2.2. Adaptive group Lasso estimator

We now describe the procedure for estimating and selecting the additive coefficient functions by using the adaptive group Lasso. The estimators are obtained by minimizing a penalized negative quasi-likelihood criterion. We establish asymptotic selection consistency as well as the convergence rate of the estimators to the true nonzero functions. For any vector a = (a₁, …, a_s)^T, let its L₂ norm be ${‖ a ‖}_{2} = \sqrt{a_{1}^{2} + \dots + a_{s}^{2}}$ . For any measurable L₂-integrable function ϕ on [0, 1]^d, define the L₂ norm as ‖ϕ‖² = E{ϕ²(X)}.
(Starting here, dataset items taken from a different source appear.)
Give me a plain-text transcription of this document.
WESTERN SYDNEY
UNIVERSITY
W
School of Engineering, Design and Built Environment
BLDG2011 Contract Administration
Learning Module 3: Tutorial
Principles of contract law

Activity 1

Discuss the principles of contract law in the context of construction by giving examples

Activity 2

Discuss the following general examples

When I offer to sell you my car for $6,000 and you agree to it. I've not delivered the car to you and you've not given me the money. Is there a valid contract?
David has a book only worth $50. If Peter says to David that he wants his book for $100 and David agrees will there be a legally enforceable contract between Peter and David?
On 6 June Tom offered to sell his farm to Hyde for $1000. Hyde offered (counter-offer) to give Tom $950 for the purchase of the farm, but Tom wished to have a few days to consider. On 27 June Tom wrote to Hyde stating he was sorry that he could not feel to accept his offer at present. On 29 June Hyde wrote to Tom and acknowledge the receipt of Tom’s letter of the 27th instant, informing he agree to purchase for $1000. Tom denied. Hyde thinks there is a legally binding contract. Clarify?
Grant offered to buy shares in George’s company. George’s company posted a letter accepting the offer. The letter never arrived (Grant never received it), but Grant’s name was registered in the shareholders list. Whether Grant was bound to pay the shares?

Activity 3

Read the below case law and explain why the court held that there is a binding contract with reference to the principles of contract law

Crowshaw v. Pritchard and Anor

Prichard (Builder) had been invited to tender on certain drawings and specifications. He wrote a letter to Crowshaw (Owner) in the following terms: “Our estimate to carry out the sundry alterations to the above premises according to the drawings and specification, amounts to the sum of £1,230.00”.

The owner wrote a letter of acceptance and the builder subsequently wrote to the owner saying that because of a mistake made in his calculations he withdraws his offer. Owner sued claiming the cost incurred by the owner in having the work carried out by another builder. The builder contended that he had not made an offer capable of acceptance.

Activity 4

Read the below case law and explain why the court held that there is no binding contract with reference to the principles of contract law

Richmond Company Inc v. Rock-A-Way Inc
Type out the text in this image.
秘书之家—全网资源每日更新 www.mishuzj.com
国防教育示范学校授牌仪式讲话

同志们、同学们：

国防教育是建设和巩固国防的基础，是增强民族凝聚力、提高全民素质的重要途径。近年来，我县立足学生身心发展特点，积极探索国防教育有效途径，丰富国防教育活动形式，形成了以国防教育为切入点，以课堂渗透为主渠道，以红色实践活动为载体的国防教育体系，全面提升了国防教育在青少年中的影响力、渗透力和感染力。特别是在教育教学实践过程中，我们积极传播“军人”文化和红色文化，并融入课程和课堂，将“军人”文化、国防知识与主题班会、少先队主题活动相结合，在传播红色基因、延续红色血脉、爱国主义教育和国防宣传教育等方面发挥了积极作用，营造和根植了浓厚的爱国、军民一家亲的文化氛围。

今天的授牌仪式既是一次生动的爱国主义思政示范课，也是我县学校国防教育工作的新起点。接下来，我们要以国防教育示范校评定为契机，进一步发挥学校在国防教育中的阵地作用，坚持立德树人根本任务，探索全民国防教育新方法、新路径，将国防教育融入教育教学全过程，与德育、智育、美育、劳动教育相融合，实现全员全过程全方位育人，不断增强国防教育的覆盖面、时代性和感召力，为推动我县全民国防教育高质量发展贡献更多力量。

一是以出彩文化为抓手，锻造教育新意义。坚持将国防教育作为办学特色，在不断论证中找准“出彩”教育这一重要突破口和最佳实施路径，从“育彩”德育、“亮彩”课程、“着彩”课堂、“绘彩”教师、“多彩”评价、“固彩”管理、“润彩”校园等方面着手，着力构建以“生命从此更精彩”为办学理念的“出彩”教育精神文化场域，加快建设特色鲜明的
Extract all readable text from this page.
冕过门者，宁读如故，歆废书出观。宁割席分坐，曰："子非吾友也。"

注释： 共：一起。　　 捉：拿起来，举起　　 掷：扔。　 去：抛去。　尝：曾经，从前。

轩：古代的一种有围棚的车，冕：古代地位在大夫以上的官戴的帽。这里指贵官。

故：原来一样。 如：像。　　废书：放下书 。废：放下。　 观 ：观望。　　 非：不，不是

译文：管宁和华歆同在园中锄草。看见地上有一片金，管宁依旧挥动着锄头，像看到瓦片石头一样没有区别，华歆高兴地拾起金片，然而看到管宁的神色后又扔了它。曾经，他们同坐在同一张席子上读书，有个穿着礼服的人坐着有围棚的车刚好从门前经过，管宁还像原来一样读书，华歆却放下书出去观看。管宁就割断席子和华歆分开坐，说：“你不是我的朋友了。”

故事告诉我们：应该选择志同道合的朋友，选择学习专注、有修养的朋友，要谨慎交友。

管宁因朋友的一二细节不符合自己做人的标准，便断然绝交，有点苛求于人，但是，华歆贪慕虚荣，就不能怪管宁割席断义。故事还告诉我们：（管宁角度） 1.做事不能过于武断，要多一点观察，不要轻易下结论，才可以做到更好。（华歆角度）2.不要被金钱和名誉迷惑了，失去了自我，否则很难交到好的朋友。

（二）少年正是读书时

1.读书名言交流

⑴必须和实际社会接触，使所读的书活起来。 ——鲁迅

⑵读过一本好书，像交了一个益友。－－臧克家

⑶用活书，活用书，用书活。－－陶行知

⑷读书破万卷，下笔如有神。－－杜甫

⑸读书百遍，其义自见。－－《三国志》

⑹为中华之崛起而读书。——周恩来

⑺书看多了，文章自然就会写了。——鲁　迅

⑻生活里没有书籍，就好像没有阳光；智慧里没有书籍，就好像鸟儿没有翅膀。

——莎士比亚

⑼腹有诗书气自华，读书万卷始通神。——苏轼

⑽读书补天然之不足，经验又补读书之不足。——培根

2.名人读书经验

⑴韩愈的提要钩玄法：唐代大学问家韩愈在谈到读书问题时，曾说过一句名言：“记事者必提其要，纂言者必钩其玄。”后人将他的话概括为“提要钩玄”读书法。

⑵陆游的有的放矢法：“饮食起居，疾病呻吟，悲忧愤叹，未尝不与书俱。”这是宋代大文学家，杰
We are interested in identifying the significant components of the vector T = (T₁, …, T_p)^T. Let s, a fixed number, be the total number of nonzero α_ℓ's and I₁ = {ℓ: ‖α_ℓ‖ ≠ 0, 1 ≤ ℓ ≤ p}. Let I₂ be the complementary set of I₁; that is, I₂ = {ℓ: α_ℓ(·) ≡ 0, 1 ≤ ℓ ≤ p}. Recalling the approximation given in (7), γ_ℓ is zero if and only if each element of γ_ℓ is zero; that is, ‖γ_ℓ‖₂ = 0. We apply the adaptive group Lasso approach in Huang, Horowitz and Wei (2010) for variable selection in model (4). In order to identify zero additive coefficients, we penalize the L₂ norm of the coefficients γ_ℓ for 1 ≤ ℓ ≤ p. Let w_n = (w_n1, …, w_np)^T be a given vector of weights, which needs to be chosen appropriately to achieve selection consistency. Their choice will be discussed in Section 2.3. We consider the penalized negative quasi-likelihood

L_{n} (γ) = \sum_{i = 1}^{n} Q [g^{- 1} {\sum_{ℓ = 1}^{p} B^{T} (X_{i}) γ_{ℓ} T_{ℓ}}, Y_{i}] + n λ_{n} \sum_{ℓ = 1}^{p} w_{n ℓ} {‖ γ_{ℓ} ‖}_{2},

(8)

where λ_n is a regularization parameter controlling the amount of shrinkage. The estimator $\hat{γ} = {({\hat{γ}}_{1}^{T}, …, {\hat{γ}}_{p}^{T})}^{T}$ is obtained by minimizing (8). Minimization of (8) is solved by local quadratic approximation as adopted by Fan and Li (2001).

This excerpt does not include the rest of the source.